Un lien suspect peut déclencher plusieurs types d’attaques en quelques secondes. Le logiciel malveillant s’installe silencieusement. Il se propage ensuite sur votre réseau interne.
Les conséquences les plus fréquentes sont :
- le vol de données confidentielles (clients, comptabilité, RH)
- le chiffrement de tous vos fichiers par un ransomware
- la prise de contrôle à distance de votre poste
Le danger ne vient pas toujours d’un clic « évident ». Les cybercriminels imitent parfaitement les emails de Bpost, de votre banque ou du SPF Finances. Ainsi, même un collaborateur attentif peut se faire piéger.
Quels sont les signes qu’un lien suspect a infecté un poste ?

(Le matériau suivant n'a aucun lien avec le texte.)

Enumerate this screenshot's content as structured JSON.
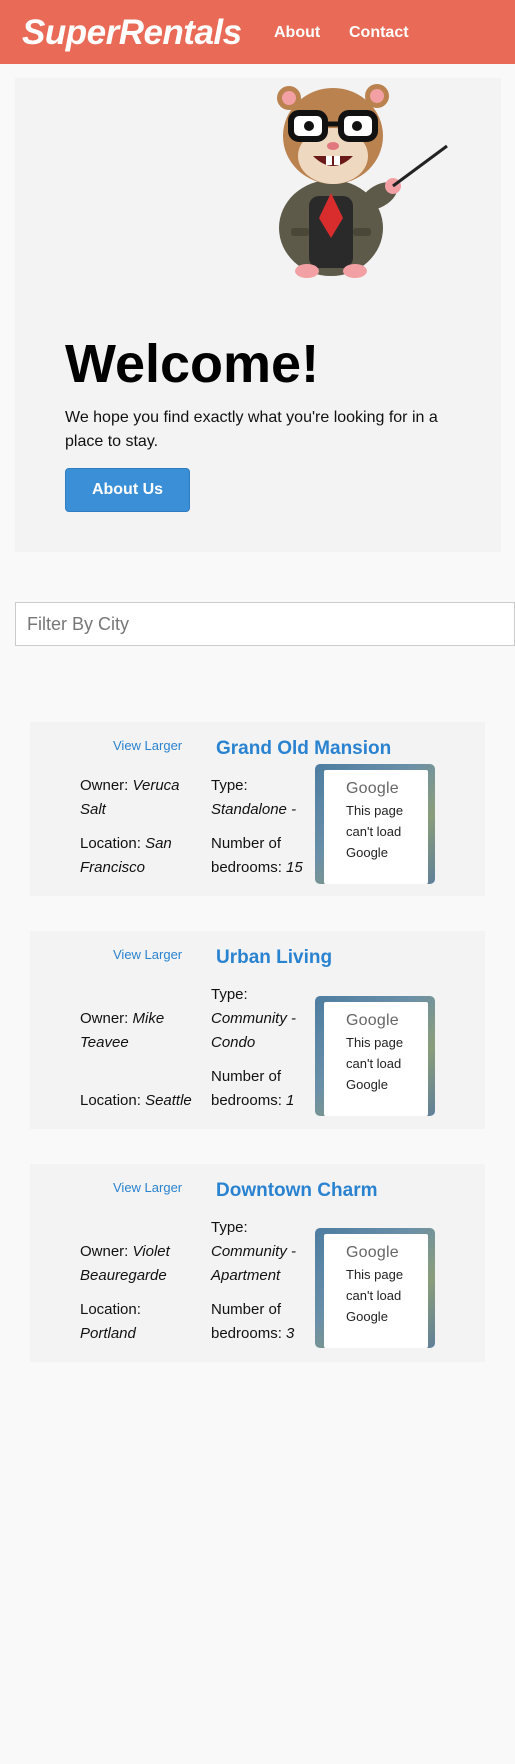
{
  "nav": {
    "brand": "SuperRentals",
    "about": "About",
    "contact": "Contact"
  },
  "hero": {
    "title": "Welcome!",
    "lead": "We hope you find exactly what you're looking for in a place to stay.",
    "button": "About Us"
  },
  "filter": {
    "placeholder": "Filter By City",
    "value": ""
  },
  "listings": [
    {
      "view_larger": "View Larger",
      "title": "Grand Old Mansion",
      "owner_label": "Owner:",
      "owner": "Veruca Salt",
      "type_label": "Type:",
      "type": "Standalone - Estate",
      "location_label": "Location:",
      "location": "San Francisco",
      "bedrooms_label": "Number of bedrooms:",
      "bedrooms": "15",
      "map_brand": "Google",
      "map_message": "This page can't load Google"
    },
    {
      "view_larger": "View Larger",
      "title": "Urban Living",
      "owner_label": "Owner:",
      "owner": "Mike Teavee",
      "type_label": "Type:",
      "type": "Community - Condo",
      "location_label": "Location:",
      "location": "Seattle",
      "bedrooms_label": "Number of bedrooms:",
      "bedrooms": "1",
      "map_brand": "Google",
      "map_message": "This page can't load Google"
    },
    {
      "view_larger": "View Larger",
      "title": "Downtown Charm",
      "owner_label": "Owner:",
      "owner": "Violet Beauregarde",
      "type_label": "Type:",
      "type": "Community - Apartment",
      "location_label": "Location:",
      "location": "Portland",
      "bedrooms_label": "Number of bedrooms:",
      "bedrooms": "3",
      "map_brand": "Google",
      "map_message": "This page can't load Google"
    }
  ],
  "colors": {
    "header": "#e96b57",
    "accent_blue": "#2a83d0",
    "button_blue": "#3a8fd6"
  },
  "icons": {
    "hero_image": "tomster-mascot"
  }
}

Après un clic douteux, certains signaux doivent vous alerter immédiatement :
- une page s’ouvre puis se ferme sans raison apparente
- un fichier se télécharge automatiquement sans action de l’utilisateur
- le navigateur redirige vers un site inconnu
- une fenêtre pop-up demande un mot de passe ou des données bancaires
- l’antivirus se désactive soudainement
En cas de doute, agissez comme si l’infection était réelle. Car en effet, attendre une confirmation coûte plus cher qu’une fausse alerte.
Que faire dans les 30 premières minutes après un clic suspect ?

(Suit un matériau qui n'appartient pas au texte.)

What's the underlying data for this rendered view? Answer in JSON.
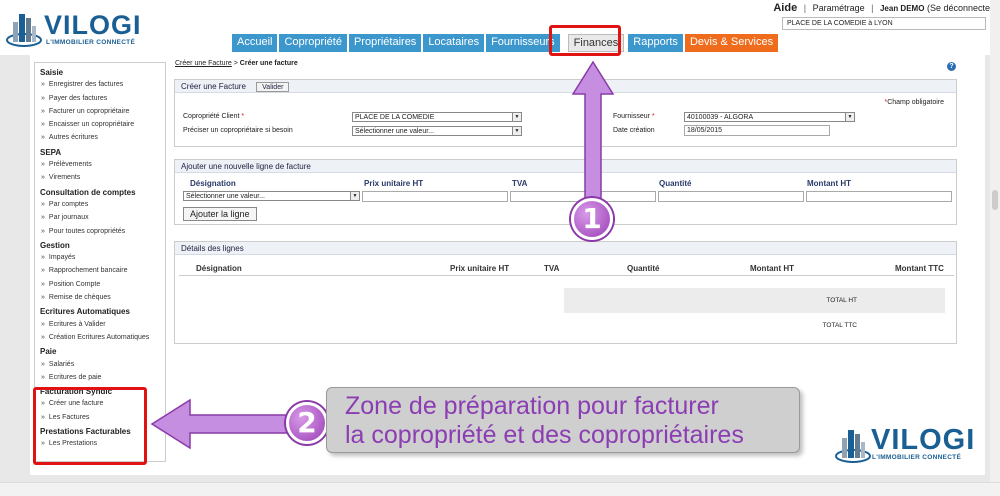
{
  "header": {
    "logo_text": "VILOGI",
    "logo_tagline": "L'IMMOBILIER CONNECTÉ",
    "top_links": {
      "help": "Aide",
      "settings": "Paramétrage",
      "user_name": "Jean DEMO",
      "logout": "(Se déconnecter)"
    },
    "address": "PLACE DE LA COMEDIE à LYON"
  },
  "nav": {
    "tabs": [
      {
        "label": "Accueil"
      },
      {
        "label": "Copropriété"
      },
      {
        "label": "Propriétaires"
      },
      {
        "label": "Locataires"
      },
      {
        "label": "Fournisseurs"
      },
      {
        "label": "Finances",
        "active": true
      },
      {
        "label": "Rapports"
      },
      {
        "label": "Devis & Services",
        "color": "#f06c1d"
      }
    ]
  },
  "sidebar": {
    "groups": [
      {
        "title": "Saisie",
        "items": [
          "Enregistrer des factures",
          "Payer des factures",
          "Facturer un copropriétaire",
          "Encaisser un copropriétaire",
          "Autres écritures"
        ]
      },
      {
        "title": "SEPA",
        "items": [
          "Prélèvements",
          "Virements"
        ]
      },
      {
        "title": "Consultation de comptes",
        "items": [
          "Par comptes",
          "Par journaux",
          "Pour toutes copropriétés"
        ]
      },
      {
        "title": "Gestion",
        "items": [
          "Impayés",
          "Rapprochement bancaire",
          "Position Compte",
          "Remise de chèques"
        ]
      },
      {
        "title": "Ecritures Automatiques",
        "items": [
          "Ecritures à Valider",
          "Création Ecritures Automatiques"
        ]
      },
      {
        "title": "Paie",
        "items": [
          "Salariés",
          "Ecritures de paie"
        ]
      },
      {
        "title": "Facturation Syndic",
        "items": [
          "Créer une facture",
          "Les Factures"
        ]
      },
      {
        "title": "Prestations Facturables",
        "items": [
          "Les Prestations"
        ]
      }
    ]
  },
  "breadcrumb": {
    "link": "Créer une Facture",
    "separator": " > ",
    "current": "Créer une facture"
  },
  "help_icon": "?",
  "create_panel": {
    "title": "Créer une Facture",
    "validate_button": "Valider",
    "required_note": "Champ obligatoire",
    "required_mark": "*",
    "client_label": "Copropriété Client",
    "client_value": "PLACE DE LA COMEDIE",
    "coowner_label": "Préciser un copropriétaire si besoin",
    "coowner_value": "Sélectionner une valeur...",
    "supplier_label": "Fournisseur",
    "supplier_value": "40100039 - ALGORA",
    "date_label": "Date création",
    "date_value": "18/05/2015"
  },
  "line_panel": {
    "title": "Ajouter une nouvelle ligne de facture",
    "columns": [
      "Désignation",
      "Prix unitaire HT",
      "TVA",
      "Quantité",
      "Montant HT"
    ],
    "designation_select": "Sélectionner une valeur...",
    "add_button": "Ajouter la ligne"
  },
  "details_panel": {
    "title": "Détails des lignes",
    "columns": [
      "Désignation",
      "Prix unitaire HT",
      "TVA",
      "Quantité",
      "Montant HT",
      "Montant TTC"
    ],
    "total_ht": "TOTAL HT",
    "total_ttc": "TOTAL TTC"
  },
  "annotations": {
    "badge_1": "1",
    "badge_2": "2",
    "callout_line_1": "Zone de préparation pour facturer",
    "callout_line_2": "la copropriété et des copropriétaires",
    "highlight_color": "#e01212",
    "accent_color": "#9a3fb5"
  }
}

C’est la phase critique. Voici la procédure chronologique à suivre.
Étape 1 — Déconnectez immédiatement le poste du réseau (minutes 1 à 3)

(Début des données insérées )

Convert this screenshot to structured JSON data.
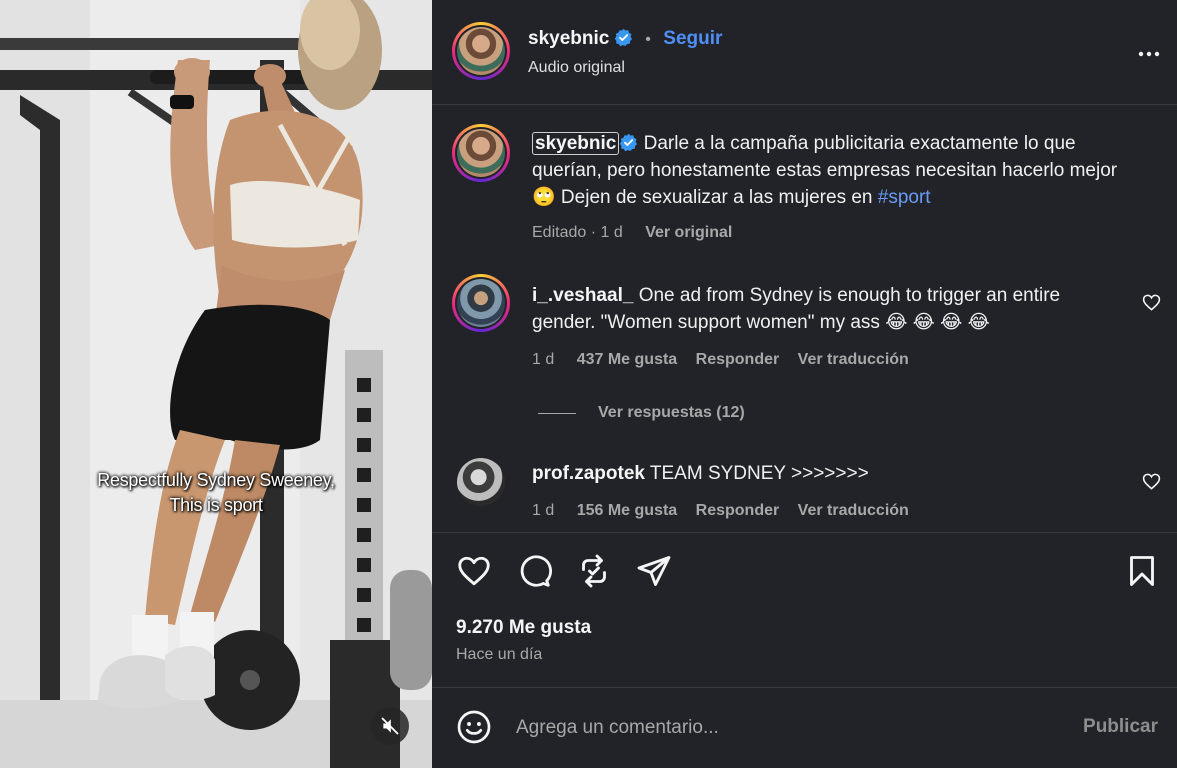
{
  "video": {
    "caption_line1": "Respectfully Sydney Sweeney,",
    "caption_line2": "This is sport",
    "mute_icon": "speaker-muted-icon"
  },
  "header": {
    "username": "skyebnic",
    "separator": "•",
    "follow_label": "Seguir",
    "subtitle": "Audio original",
    "more_icon": "more-options-icon"
  },
  "caption_comment": {
    "username": "skyebnic",
    "text": "Darle a la campaña publicitaria exactamente lo que querían, pero honestamente estas empresas necesitan hacerlo mejor 🙄 Dejen de sexualizar a las mujeres en ",
    "hashtag": "#sport",
    "edited": "Editado · 1 d",
    "view_original": "Ver original"
  },
  "comments": [
    {
      "username": "i_.veshaal_",
      "text": "One ad from Sydney is enough to trigger an entire gender. \"Women support women\" my ass 😂 😂 😂 😂",
      "age": "1 d",
      "likes": "437 Me gusta",
      "reply": "Responder",
      "translate": "Ver traducción",
      "view_replies": "Ver respuestas (12)"
    },
    {
      "username": "prof.zapotek",
      "text": "TEAM SYDNEY >>>>>>>",
      "age": "1 d",
      "likes": "156 Me gusta",
      "reply": "Responder",
      "translate": "Ver traducción"
    }
  ],
  "actions": {
    "like_icon": "heart-icon",
    "comment_icon": "comment-icon",
    "repost_icon": "repost-icon",
    "share_icon": "share-icon",
    "save_icon": "bookmark-icon"
  },
  "stats": {
    "likes": "9.270 Me gusta",
    "time": "Hace un día"
  },
  "add_comment": {
    "placeholder": "Agrega un comentario...",
    "publish_label": "Publicar",
    "emoji_icon": "emoji-icon"
  },
  "colors": {
    "panel_bg": "#212328",
    "accent_blue": "#4f8ff7",
    "hashtag_blue": "#6a9cf6",
    "muted_text": "#a8a8a8"
  }
}
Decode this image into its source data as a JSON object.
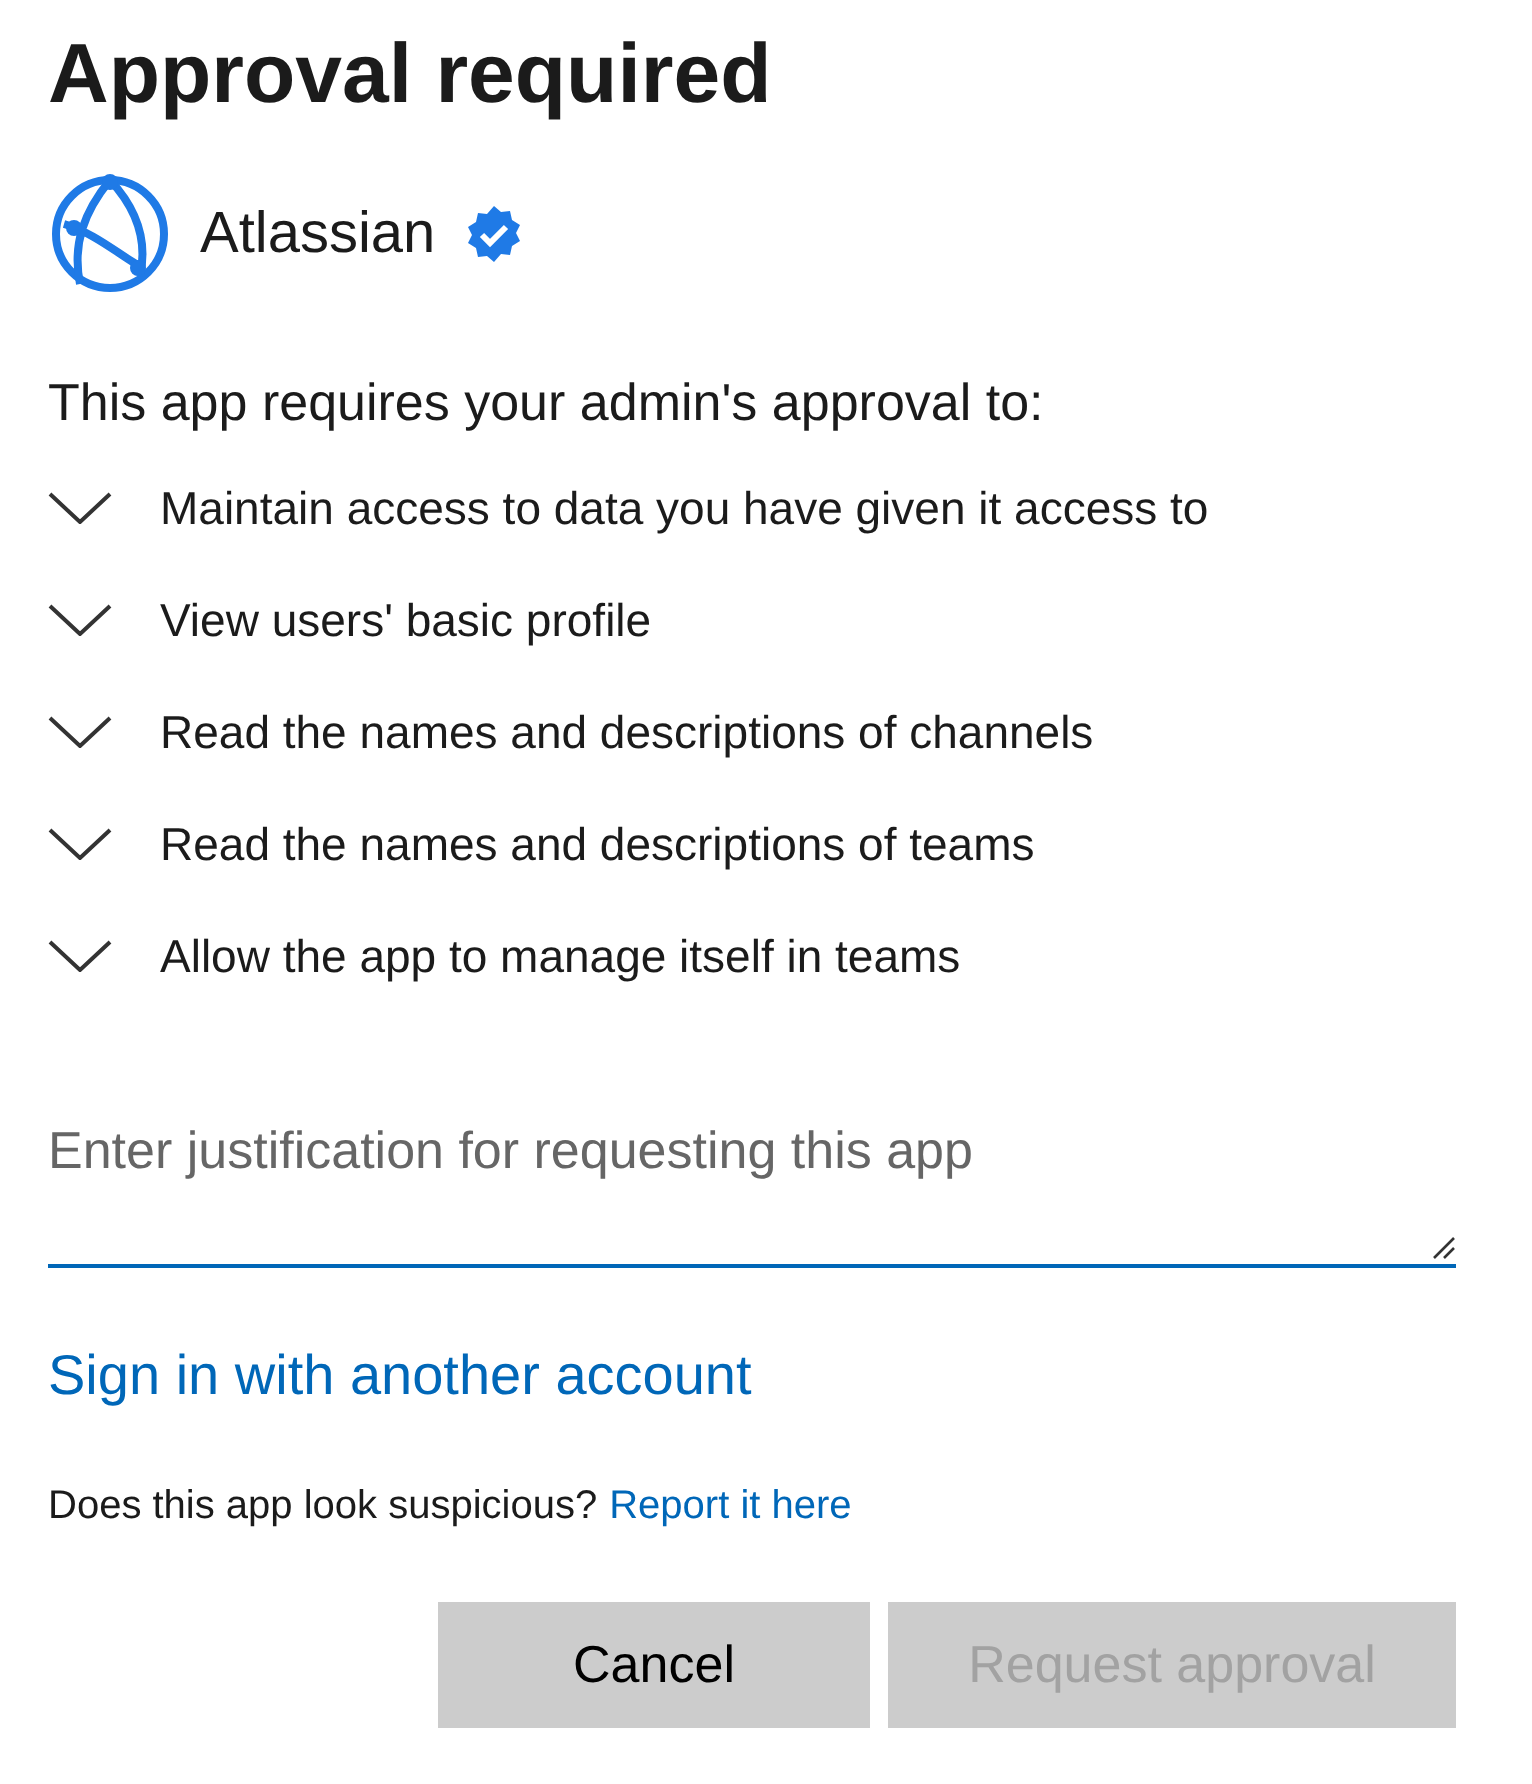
{
  "title": "Approval required",
  "app": {
    "name": "Atlassian",
    "verified": true
  },
  "intro": "This app requires your admin's approval to:",
  "permissions": [
    {
      "label": "Maintain access to data you have given it access to",
      "expanded": false
    },
    {
      "label": "View users' basic profile",
      "expanded": false
    },
    {
      "label": "Read the names and descriptions of channels",
      "expanded": false
    },
    {
      "label": "Read the names and descriptions of teams",
      "expanded": false
    },
    {
      "label": "Allow the app to manage itself in teams",
      "expanded": false
    }
  ],
  "justification": {
    "placeholder": "Enter justification for requesting this app"
  },
  "switch_account_link": "Sign in with another account",
  "suspicious": {
    "text": "Does this app look suspicious?",
    "link": "Report it here"
  },
  "buttons": [
    {
      "label": "Cancel",
      "disabled": false
    },
    {
      "label": "Request approval",
      "disabled": true
    }
  ]
}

C’est le geste le plus important.
- Débranchez le câble réseau.
- Désactivez le Wi-Fi.
- Coupez aussi le Bluetooth si possible.
Pourquoi ? Car la plupart des malwares cherchent d’abord à se propager sur les autres postes du réseau. Isoler l’appareil bloque cette propagation immédiatement.
⚠️ Ne redémarrez pas le poste. Un redémarrage peut activer certains ransomwares ou effacer des traces utiles pour l’analyse.
Étape 2 — Signalez l’incident à votre responsable ou prestataire IT (minutes 3 à 5)
Prévenez immédiatement votre responsable informatique ou votre prestataire. Si Polynome gère votre infrastructure, contactez notre équipe support sans attendre.
Donnez ces informations précises :
- l’heure exacte du clic
- l’URL du lien cliqué (si visible dans l’historique)
- ce qui s’est passé à l’écran après le clic
Étape 3 — Ne touchez plus au poste (minutes 5 à 15)
- N’essayez pas de « réparer » vous-même.
- N’ouvrez pas d’autres applications.
- Ne copiez aucun fichier vers une clé USB.
Car chaque action supplémentaire peut aggraver la situation ou détruire des preuves utiles pour l’analyse forensique.
Étape 4 — Changez vos mots de passe depuis un autre appareil (minutes 15 à 30)
Depuis un autre poste ou votre smartphone, changez immédiatement :
- votre mot de passe email professionnel
- vos accès aux applications cloud (Exact Online, Odoo, OneDrive, etc.)
- votre accès VPN si vous en utilisez un
Priorité absolue : les comptes avec accès à vos données financières ou clients.
Quelles erreurs aggravent la situation après un clic suspect ?
Certaines réactions instinctives font plus de mal que de bien. Évitez absolument ces erreurs.
| Erreur fréquente | Pourquoi c’est dangereux |
|---|---|
| Redémarrer le poste immédiatement | Peut activer un ransomware en veille |
| Continuer à travailler sur le poste infecté | Permet au malware de se propager |
| Brancher une clé USB pour sauvegarder | Infecte la clé et tous les postes suivants |
| Attendre le lendemain pour signaler | Laisse 12+ heures au malware pour agir |
| Tenter une désinfection manuelle | Masque les traces sans résoudre le problème |
Comment votre antivirus ESET réagit-il automatiquement ?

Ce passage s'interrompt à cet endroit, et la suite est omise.